Less than two months ago, U.K. Labour Party leader Jeremy Corbyn was way behind in the polls when he took the stage at a music festival in Liverpool.
With his shirt untucked, Corbyn, 68, introduced the indy rock band the Libertines and delivered an impassioned defense of public funding for the arts before a crowd of some 20,000, most of them youngsters.
He urged them to demand "a government that cares about sport, culture and the arts — and gives you the space to play and rehearse your music!"
The audience began to chant, "Oh, Jeremy Corbyn" to the tune of "Seven Nation Army" by the White Stripes.
For the next six weeks, the same chants spread to soccer games, nightclubs and universities — as Corbyn's popularity soared among youth angry about student debt, income inequality and Britain's upcoming exit from the European Union.
There's even a new video game called Corbyn Run, in which a Corbyn avatar takes money from bankers and redistributes it to the people, while dodging Conservative Prime Minister "Theresa Mayhem."
Corbyn's unexpected surge in popularity among young voters upended last month's general election. Prime Minister Theresa May called the election early, encouraged by polls that suggested she would increase her majority in Parliament. Instead, her missteps, and Corybn's success, left May barely clinging to power.
"From a very, very low starting point, Jeremy Corbyn's secured 40 percent of the popular vote, which is the largest swing to the Labour Party since the Second World War," says Emma Rees, the national coordinator for Momentum, a pro-Corbyn faction within the Labour Party.
Two years ago, that party was in disarray. It had just lost yet another general election under then-leader Ed Miliband, who resigned afterward. Corbyn, a member of Parliament for 32 years at that point, won the party leadership contest in a landslide, after rules were changed to allow many more people to register as party members and vote for a leader.
But while Corbyn had strong support among grassroots activists, many members of Parliament from his own party said he was too far-left to ever be elected as prime minister. They opposed his plans for tax hikes and more public spending, not to mention his praise for the likes of the late Venezuelan leader Hugo Chavez.
Corbyn's plans to nationalize Britain's railways and other industries would reverse a 40-year trend of privatizations in Britain. MPs also criticized what they said was Corbyn's failure to campaign strongly against Brexit.
Now that's all changed.
"There have been a number of public apologies from members of the parliamentary party who've been critical of Jeremy in the past," Rees says. "They have had to now say, 'I'm sorry, I got it wrong.'"
Labour now sees a path to power led by Corbyn, who's known for his penchant for corduroy, pottering around his garden, making jam — and being a contrarian. He has long railed against the 2003 U.S.-led invasion of Iraq, nuclear power and austerity measures. On YouTube, videos show him in 1984, arguing for his right not to wear a jacket and tie in Parliament.
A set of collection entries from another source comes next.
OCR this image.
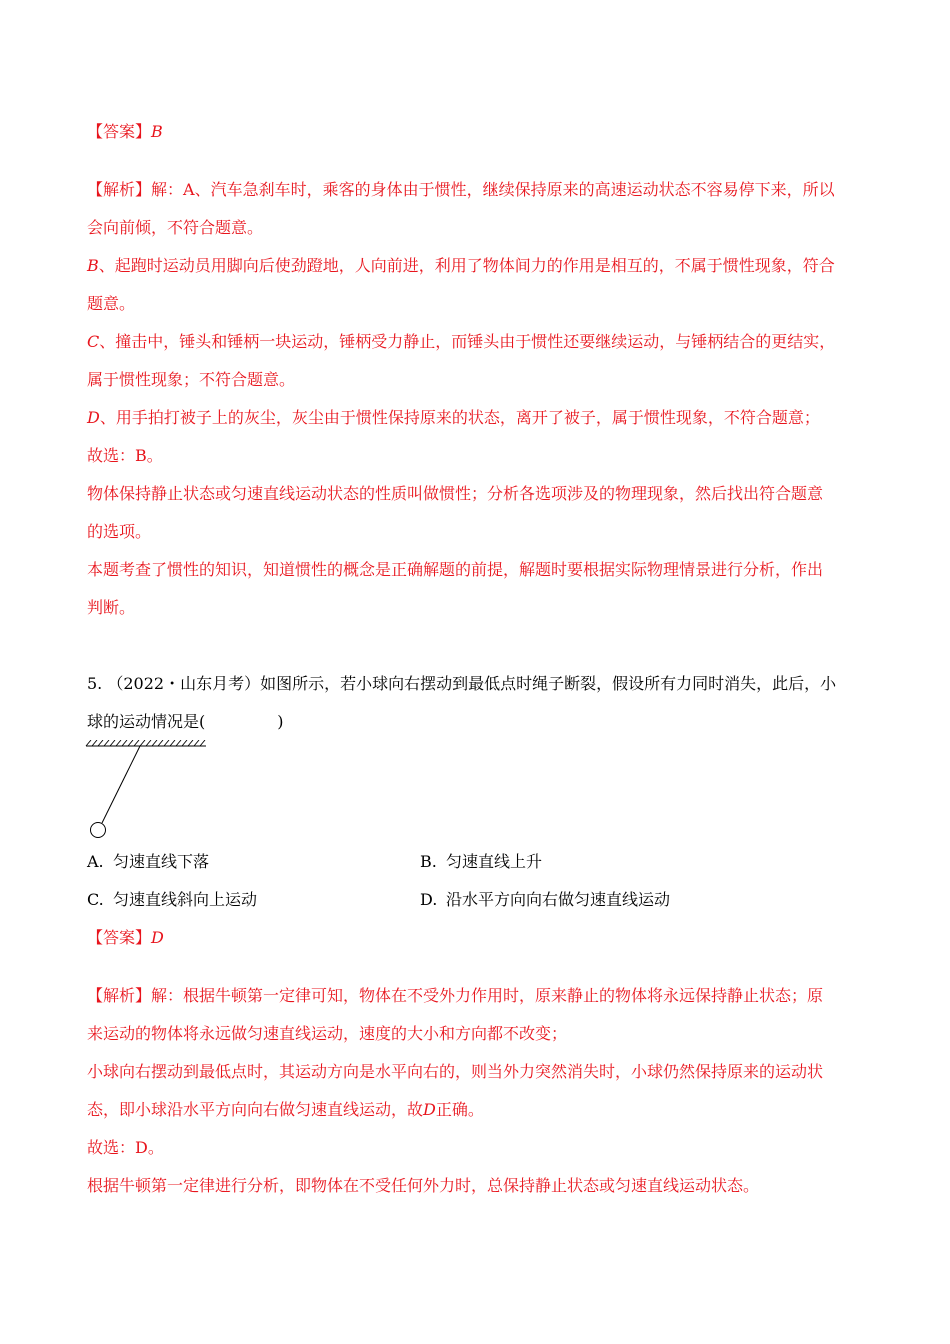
【答案】B
【解析】解：A、汽车急刹车时，乘客的身体由于惯性，继续保持原来的高速运动状态不容易停下来，所以
会向前倾，不符合题意。
B、起跑时运动员用脚向后使劲蹬地，人向前进，利用了物体间力的作用是相互的，不属于惯性现象，符合
题意。
C、撞击中，锤头和锤柄一块运动，锤柄受力静止，而锤头由于惯性还要继续运动，与锤柄结合的更结实，
属于惯性现象；不符合题意。
D、用手拍打被子上的灰尘，灰尘由于惯性保持原来的状态，离开了被子，属于惯性现象，不符合题意；
故选：B。
物体保持静止状态或匀速直线运动状态的性质叫做惯性；分析各选项涉及的物理现象，然后找出符合题意
的选项。
本题考查了惯性的知识，知道惯性的概念是正确解题的前提，解题时要根据实际物理情景进行分析，作出
判断。
5. （2022・山东月考）如图所示，若小球向右摆动到最低点时绳子断裂，假设所有力同时消失，此后，小
球的运动情况是(	)
A. 匀速直线下落	B. 匀速直线上升
C. 匀速直线斜向上运动	D. 沿水平方向向右做匀速直线运动
【答案】D
【解析】解：根据牛顿第一定律可知，物体在不受外力作用时，原来静止的物体将永远保持静止状态；原
来运动的物体将永远做匀速直线运动，速度的大小和方向都不改变；
小球向右摆动到最低点时，其运动方向是水平向右的，则当外力突然消失时，小球仍然保持原来的运动状
态，即小球沿水平方向向右做匀速直线运动，故D正确。
故选：D。
根据牛顿第一定律进行分析，即物体在不受任何外力时，总保持静止状态或匀速直线运动状态。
"He's like the Bernie Sanders of the U.K., but with a very refined accent," says Erika Uyterhoeven, a Boston native who worked for Sanders' presidential campaign and then moved to the U.K. to work for Corbyn.
"Both in U.S. and the U.K., young people are seeing healthcare get cut. Also with university fees — people are leaving with tens of thousands of dollars in debt," she says. "Young people see that the cards stacked against them."
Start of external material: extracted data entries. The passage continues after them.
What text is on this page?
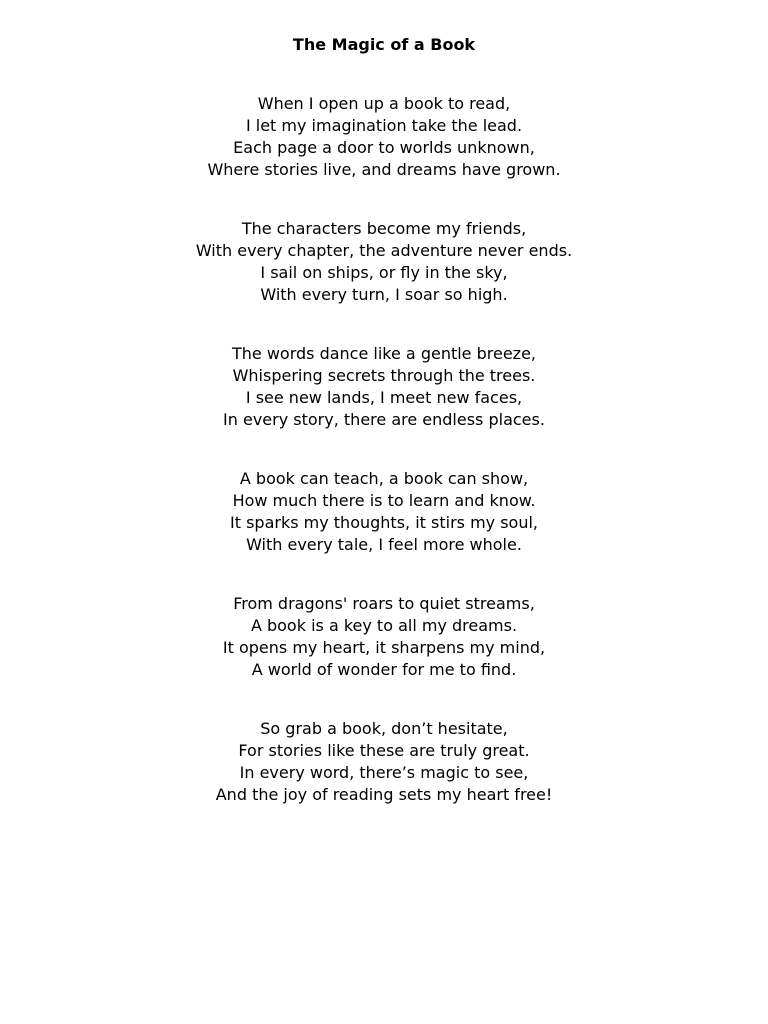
The Magic of a Book
When I open up a book to read,
I let my imagination take the lead.
Each page a door to worlds unknown,
Where stories live, and dreams have grown.
The characters become my friends,
With every chapter, the adventure never ends.
I sail on ships, or fly in the sky,
With every turn, I soar so high.
The words dance like a gentle breeze,
Whispering secrets through the trees.
I see new lands, I meet new faces,
In every story, there are endless places.
A book can teach, a book can show,
How much there is to learn and know.
It sparks my thoughts, it stirs my soul,
With every tale, I feel more whole.
From dragons' roars to quiet streams,
A book is a key to all my dreams.
It opens my heart, it sharpens my mind,
A world of wonder for me to find.
So grab a book, don’t hesitate,
For stories like these are truly great.
In every word, there’s magic to see,
And the joy of reading sets my heart free!
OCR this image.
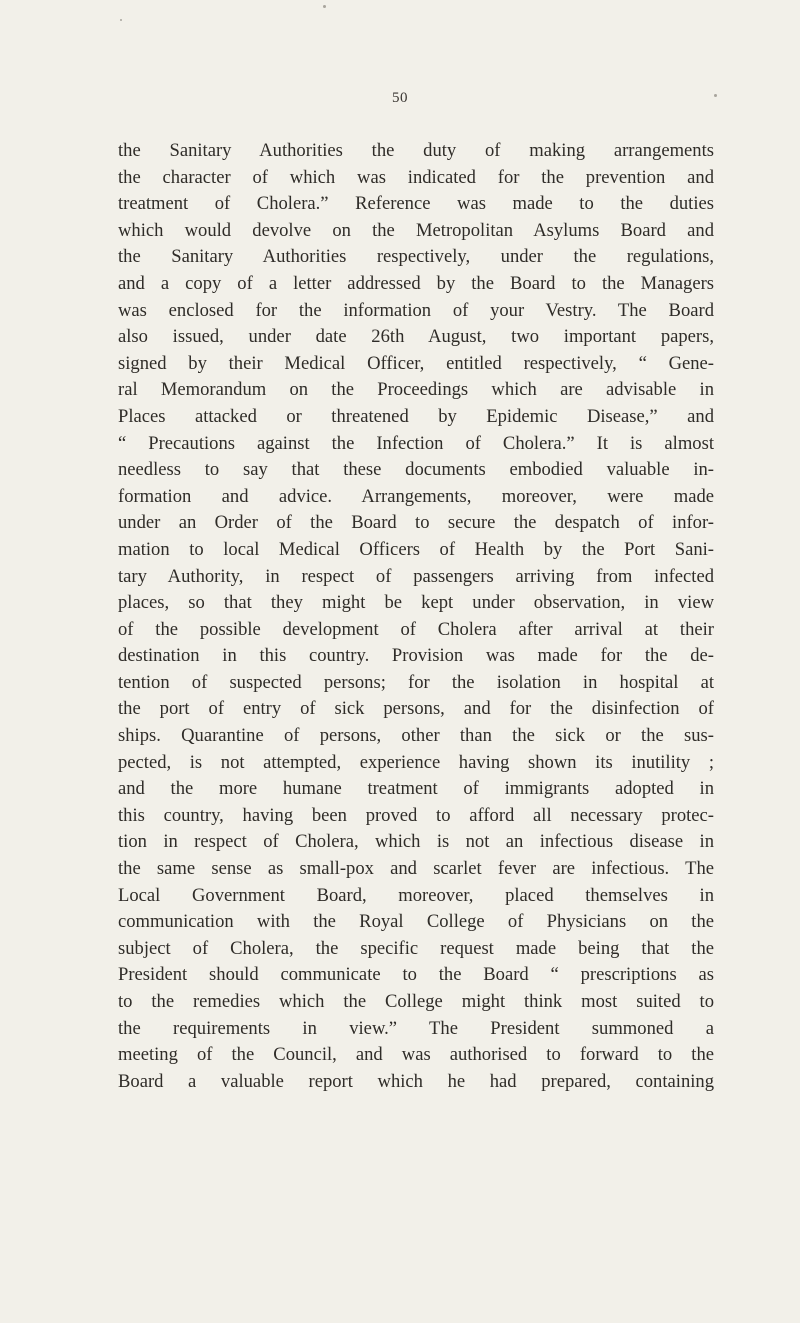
50
the Sanitary Authorities the duty of making arrangements
the character of which was indicated for the prevention and
treatment of Cholera.” Reference was made to the duties
which would devolve on the Metropolitan Asylums Board and
the Sanitary Authorities respectively, under the regulations,
and a copy of a letter addressed by the Board to the Managers
was enclosed for the information of your Vestry. The Board
also issued, under date 26th August, two important papers,
signed by their Medical Officer, entitled respectively, “ Gene-
ral Memorandum on the Proceedings which are advisable in
Places attacked or threatened by Epidemic Disease,” and
“ Precautions against the Infection of Cholera.” It is almost
needless to say that these documents embodied valuable in-
formation and advice. Arrangements, moreover, were made
under an Order of the Board to secure the despatch of infor-
mation to local Medical Officers of Health by the Port Sani-
tary Authority, in respect of passengers arriving from infected
places, so that they might be kept under observation, in view
of the possible development of Cholera after arrival at their
destination in this country. Provision was made for the de-
tention of suspected persons; for the isolation in hospital at
the port of entry of sick persons, and for the disinfection of
ships. Quarantine of persons, other than the sick or the sus-
pected, is not attempted, experience having shown its inutility ;
and the more humane treatment of immigrants adopted in
this country, having been proved to afford all necessary protec-
tion in respect of Cholera, which is not an infectious disease in
the same sense as small-pox and scarlet fever are infectious. The
Local Government Board, moreover, placed themselves in
communication with the Royal College of Physicians on the
subject of Cholera, the specific request made being that the
President should communicate to the Board “ prescriptions as
to the remedies which the College might think most suited to
the requirements in view.” The President summoned a
meeting of the Council, and was authorised to forward to the
Board a valuable report which he had prepared, containing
Corbyn is hoping to build more support from both urban, educated young people and the working class, Labour's traditional base. But those two groups don't have much in common when it comes to the biggest issue of all: Brexit.
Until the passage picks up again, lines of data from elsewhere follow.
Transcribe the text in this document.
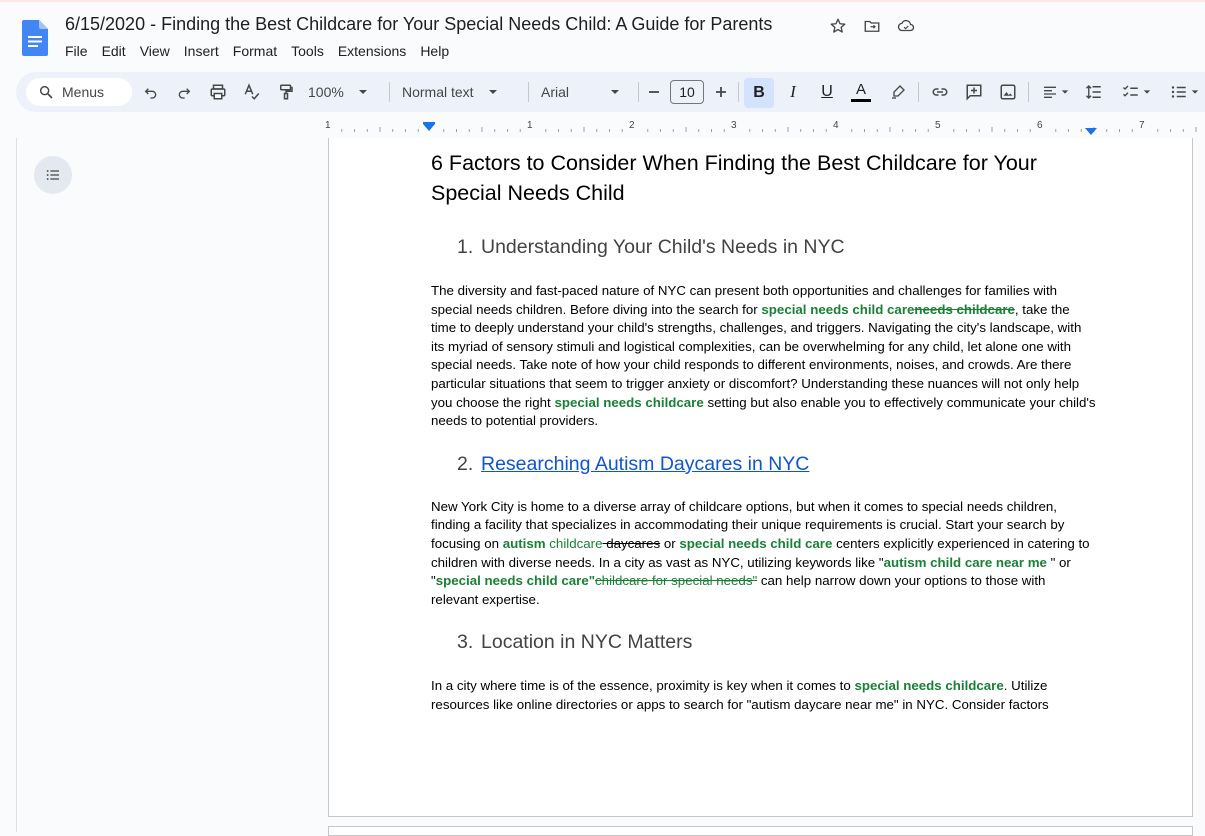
6/15/2020 - Finding the Best Childcare for Your Special Needs Child: A Guide for Parents
File	Edit	View	Insert	Format	Tools	Extensions	Help
Menus	100%	Normal text	Arial	10	B	I	U	A
1	1	2	3	4	5	6	7
6 Factors to Consider When Finding the Best Childcare for Your Special Needs Child
1. Understanding Your Child's Needs in NYC

The diversity and fast-paced nature of NYC can present both opportunities and challenges for families with special needs children. Before diving into the search for special needs child careneeds childcare, take the time to deeply understand your child's strengths, challenges, and triggers. Navigating the city's landscape, with its myriad of sensory stimuli and logistical complexities, can be overwhelming for any child, let alone one with special needs. Take note of how your child responds to different environments, noises, and crowds. Are there particular situations that seem to trigger anxiety or discomfort? Understanding these nuances will not only help you choose the right special needs childcare setting but also enable you to effectively communicate your child's needs to potential providers.

2. Researching Autism Daycares in NYC

New York City is home to a diverse array of childcare options, but when it comes to special needs children, finding a facility that specializes in accommodating their unique requirements is crucial. Start your search by focusing on autism childcare daycares or special needs child care centers explicitly experienced in catering to children with diverse needs. In a city as vast as NYC, utilizing keywords like "autism child care near me " or "special needs child care"childcare for special needs" can help narrow down your options to those with relevant expertise.

3. Location in NYC Matters

In a city where time is of the essence, proximity is key when it comes to special needs childcare. Utilize resources like online directories or apps to search for "autism daycare near me" in NYC. Consider factors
"Younger, more pro-European voters are extremely concerned about the Brexit, as against a group of more working-class voters, who are much more inclined to support leaving the EU," says Patrick Diamond, a political scientist at Queen Mary University of London. If he were to become prime minister, Diamond says, "Jeremy Corbyn would be forced to disappoint one or the other."
Some of Corbyn's success in last month's election gets chalked up to the protest vote. Nobody thought he would win. But a new poll puts his Labour Party eight points ahead of the Conservatives.
Last year's Brexit vote revealed disillusion with the status quo and mainstream politicians. It's put Britain on a path of real uncertainty. As May enters tough talks with Brussels, she could be forced from power at home at any moment.
Corbyn is waiting in the wings, possibly to become Britain's most unlikely prime minister.